The net write-offs of $6.5 million from settlements with Fannie Mae decreased our loans for loan losses to 12 basis points of the at-risk portfolio at December 31, 2012. We are extremely pleased with the credit performance of the CWCapital portfolio.
It is clear that the leadership of CWCapital believed in a strong credit culture very much like Walker & Dunlop. We finished 2012 with an adjusted operating margin of 31% and within our expected range.
It is not often that a company can start, complete, and integrate a large acquisition, make investments in people that return benefits immediately, and maintain the economics of the business all in the same year. However, we did just that in 2012.
Given the size of the combined company, we expect the adjusted operating margin to continue in the low 30s in 2013. I would like to briefly touch on the CWCapital acquisition.
We incurred $23.9 million of expenses associated with the acquisition. Approximately $15.2 million or 63% of these expenses were non-cash and related to the amortization of the pipeline intangible asset acquired from CWCapital.
We are pleased that the actual expenses incurred were less than the initial estimates provided on the September 13 call. Slides 19 and 20 of the presentation provide the transaction related expenses by category.
At December 31, 2012 the remaining pipeline intangible asset totaled $3.5 million or 19% of the amount initially capitalized, and we expect to amortize the remaining balance throughout 2013. As with most acquisitions, purchase price adjustments are made during the 12 months following the acquisition.
Please refer to slide 18. During the fourth quarter, we increased goodwill by approximately $6.3 million, the vast majority of which related to a $5.9 million decrease in the estimated fair value of the MSRs acquired.
The adjustment to the MSRs related to the refinement of useful life estimates for a group of loans that are expected to prepay within the first year following the acquisition. The remaining adjustments reflect true-ups of certain compensation related liabilities and the initial settlement of net working capital with CW Financial Services.
We expect there maybe some additional adjustments to the purchase price as we finalize the networking capital adjustments over the coming months. But none of them are expected to be significant.
I would like to touch briefly on the servicing portfolio. Please see slide 17.
We recognized the complexity of servicing portfolios, their revenue streams and their associated mortgage servicing rights. Therefore it never hurts for us to spend a few minutes, and revisit the key components of the servicing portfolio and its value to the company.

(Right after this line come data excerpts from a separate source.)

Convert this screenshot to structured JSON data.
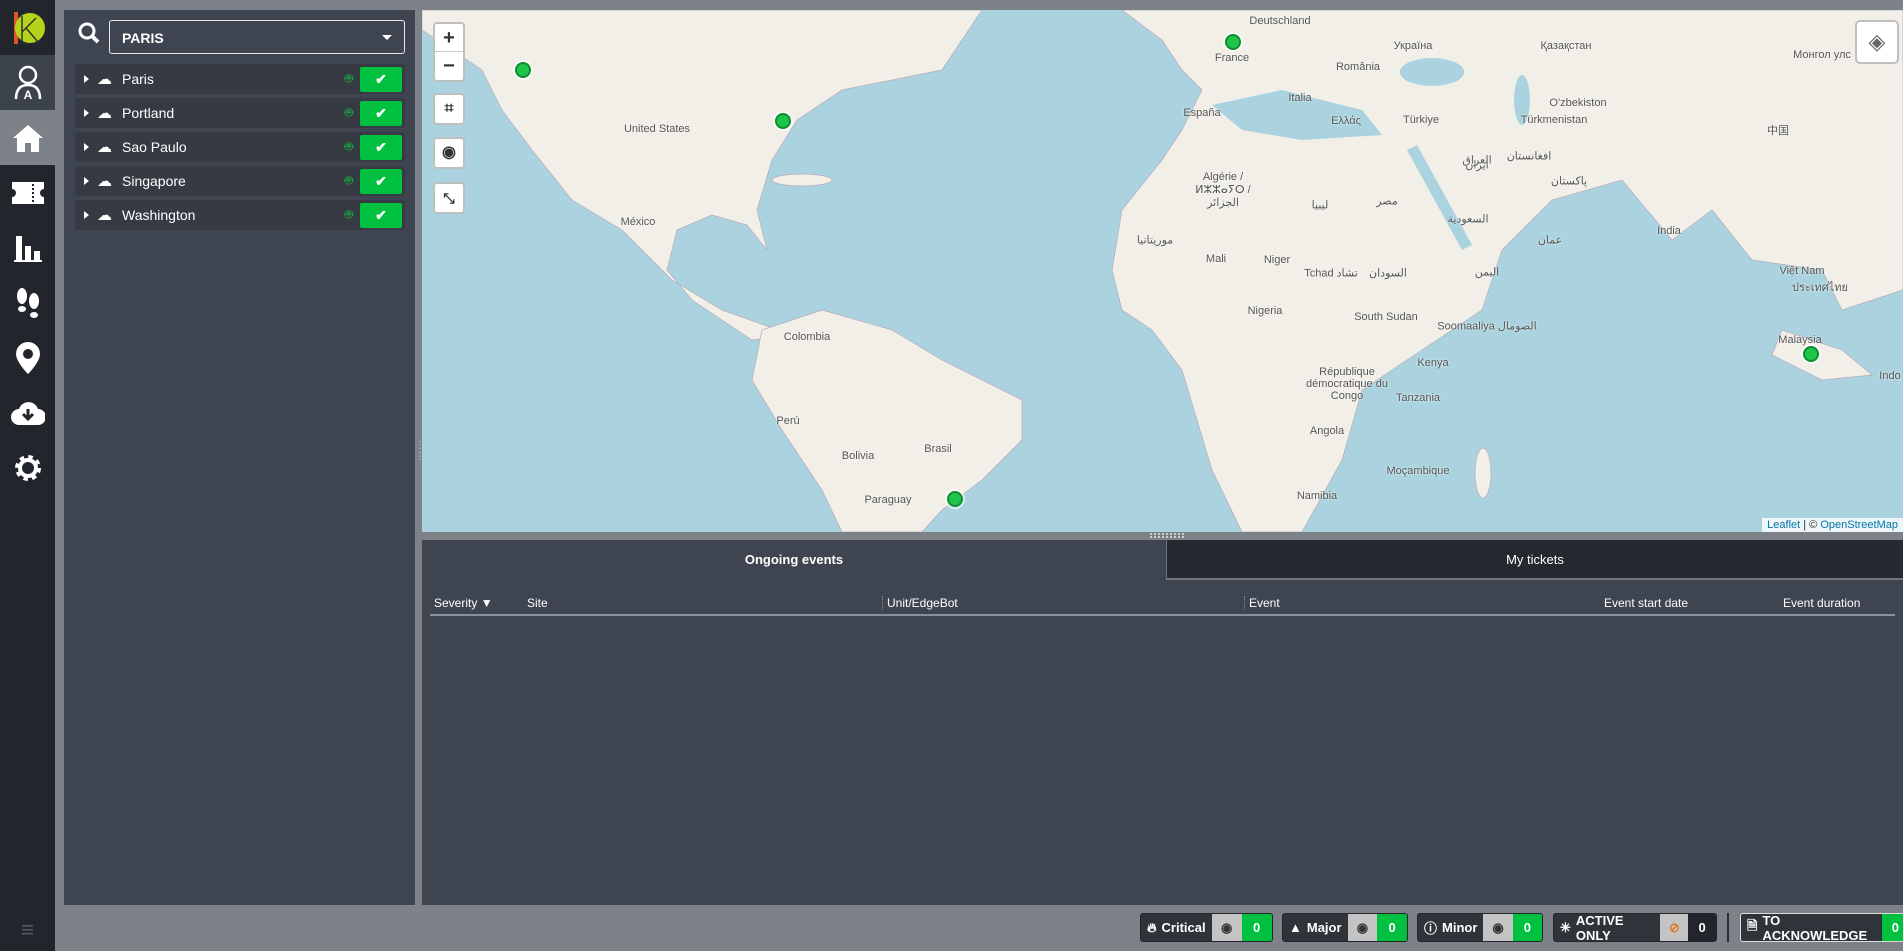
{
  "nav": {
    "items": [
      "user-admin",
      "home",
      "tickets",
      "statistics",
      "footsteps",
      "map-pin",
      "cloud-download",
      "settings"
    ],
    "active": "home"
  },
  "sidebar": {
    "search_value": "PARIS",
    "sites": [
      {
        "label": "Paris",
        "status": "ok"
      },
      {
        "label": "Portland",
        "status": "ok"
      },
      {
        "label": "Sao Paulo",
        "status": "ok"
      },
      {
        "label": "Singapore",
        "status": "ok"
      },
      {
        "label": "Washington",
        "status": "ok"
      }
    ]
  },
  "map": {
    "zoom_in": "+",
    "zoom_out": "−",
    "attribution_leaflet": "Leaflet",
    "attribution_sep": " | © ",
    "attribution_osm": "OpenStreetMap",
    "labels": [
      "Deutschland",
      "France",
      "Україна",
      "România",
      "Italia",
      "España",
      "Ελλάς",
      "Türkiye",
      "Қазақстан",
      "O'zbekiston",
      "Türkmenistan",
      "United States",
      "México",
      "Algérie / ⵍⵣⵣⴰⵢⵔ / الجزائر",
      "Mali",
      "Niger",
      "Tchad تشاد",
      "Nigeria",
      "South Sudan",
      "Kenya",
      "Tanzania",
      "Angola",
      "Namibia",
      "Moçambique",
      "Colombia",
      "Perú",
      "Brasil",
      "Bolivia",
      "Paraguay",
      "India",
      "Việt Nam",
      "Malaysia",
      "République démocratique du Congo",
      "Soomaaliya الصومال",
      "مصر",
      "ليبيا",
      "Indo",
      "中国",
      "السودان",
      "السعودية",
      "ایران",
      "افغانستان",
      "العراق",
      "پاکستان",
      "اليمن",
      "عمان",
      "موريتانيا",
      "ประเทศไทย",
      "Монгол улс"
    ],
    "markers": [
      "Portland",
      "Washington",
      "Paris",
      "Singapore",
      "Sao Paulo"
    ]
  },
  "events": {
    "tabs": [
      {
        "label": "Ongoing events",
        "active": true
      },
      {
        "label": "My tickets",
        "active": false
      }
    ],
    "columns": [
      "Severity",
      "Site",
      "Unit/EdgeBot",
      "Event",
      "Event start date",
      "Event duration"
    ],
    "sort_column": "Severity",
    "rows": []
  },
  "footer": {
    "critical": {
      "label": "Critical",
      "count": "0"
    },
    "major": {
      "label": "Major",
      "count": "0"
    },
    "minor": {
      "label": "Minor",
      "count": "0"
    },
    "active_only": {
      "label": "ACTIVE ONLY",
      "count": "0"
    },
    "to_acknowledge": {
      "label": "TO ACKNOWLEDGE",
      "count": "0"
    }
  },
  "colors": {
    "accent_green": "#00c040",
    "nav_bg": "#22262c",
    "panel_bg": "#3f4550",
    "ocean": "#aad3df",
    "land": "#f2efe9"
  }
}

During our origination process we not only generate fees, we also create MSRs that throw off significant revenues and cash for the next 9 to 10 years. The value of the cash flows is based on the size of the portfolio, the servicing fees, the life, any prepayments and defaults and other revenue opportunities.
At December 31, 2012, our servicing portfolio was the ninth largest commercial multi-family servicing portfolio in the nation. It totaled $35.2 billion with a weighted average servicing fee of 24 basis points and a weighted average remaining life of 10.3 years.

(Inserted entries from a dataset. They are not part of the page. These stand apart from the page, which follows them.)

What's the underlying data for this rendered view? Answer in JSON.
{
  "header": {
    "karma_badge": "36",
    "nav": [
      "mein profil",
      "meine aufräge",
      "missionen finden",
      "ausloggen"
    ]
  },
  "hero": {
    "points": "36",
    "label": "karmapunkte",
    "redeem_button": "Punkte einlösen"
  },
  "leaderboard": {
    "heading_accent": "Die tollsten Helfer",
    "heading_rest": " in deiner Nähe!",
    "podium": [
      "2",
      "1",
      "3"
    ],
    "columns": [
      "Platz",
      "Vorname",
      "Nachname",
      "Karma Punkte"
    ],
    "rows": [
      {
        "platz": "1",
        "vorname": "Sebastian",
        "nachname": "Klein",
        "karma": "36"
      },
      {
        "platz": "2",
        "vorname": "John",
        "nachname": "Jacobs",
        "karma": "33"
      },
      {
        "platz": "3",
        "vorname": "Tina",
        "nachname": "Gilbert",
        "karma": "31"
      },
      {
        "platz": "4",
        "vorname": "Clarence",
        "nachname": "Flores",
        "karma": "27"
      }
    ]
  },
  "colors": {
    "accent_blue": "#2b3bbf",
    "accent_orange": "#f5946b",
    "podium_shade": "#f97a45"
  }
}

The associated MSRs were valued using 12% to 15% discount rates. Slide 17 of the presentation illustrates the $680 million of contractual servicing fees that will be generated from the portfolio, assuming no prepayments and defaults.
You can see that during the first six years, no less than 87% of the annual servicing fees are prepayment protected, such that we share the prepayment penalty in the event of an early pay-off. Given the size, life, prepayment protection and historically low default rates of the portfolio, the servicing fees represent a revenue stream that comprises 20% to 25% of our revenues and when netted against amortization and servicing related cost, looks like a GFE HUD security, yielding 12% to 15%.

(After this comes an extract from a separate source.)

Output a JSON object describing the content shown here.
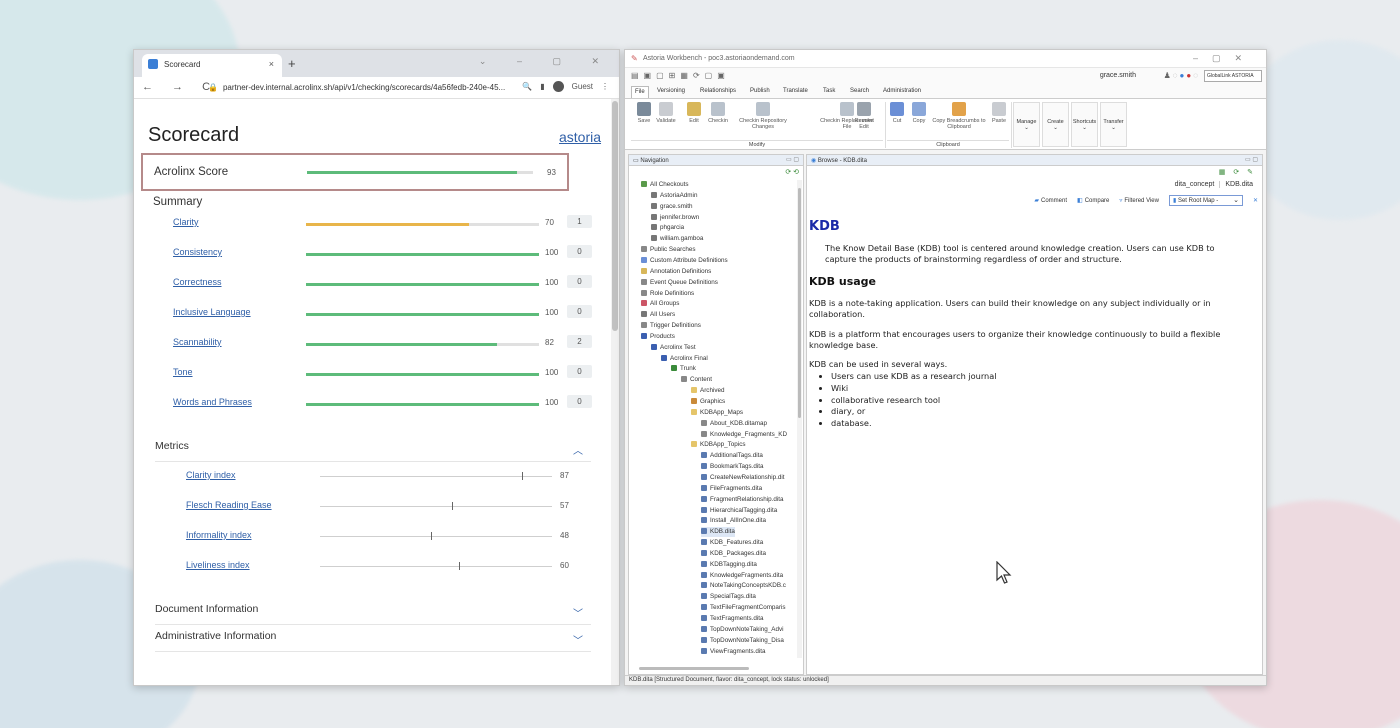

Our year-end net cash position remained strong with about $50 million in free cash. In addition, we have very little debt as evidenced by our 0.23 debt-to-equity ratio at December 31.
The combination of our free cash, our low leverage, and our publicly traded stock gives us significant flexibility to make strategic investments in the business as we grow our proprietary lending initiatives. The company is financially strong and poised for growth in 2013 and beyond.
As I reflect over the past five years, it has been incredible to see the transformation of Walker & Dunlop. We have demonstrated our ability to execute.
We have bought and successfully integrated two businesses, both of which doubled our size. We went public in late 2010, and all of our key metrics grew at a compound annual growth rate of between 28% and 39%.
I’m so proud to have been part of this incredible period at Walker & Dunlop, and I look forward to watching the company’s continued success. And with that I will turn it back to Willy.
Willy Walker
Thank you, Debbie. I would like to pause for a moment before discussing our ongoing strategy to thank Debbie for the fantastic work at Walker & Dunlop over the past five years.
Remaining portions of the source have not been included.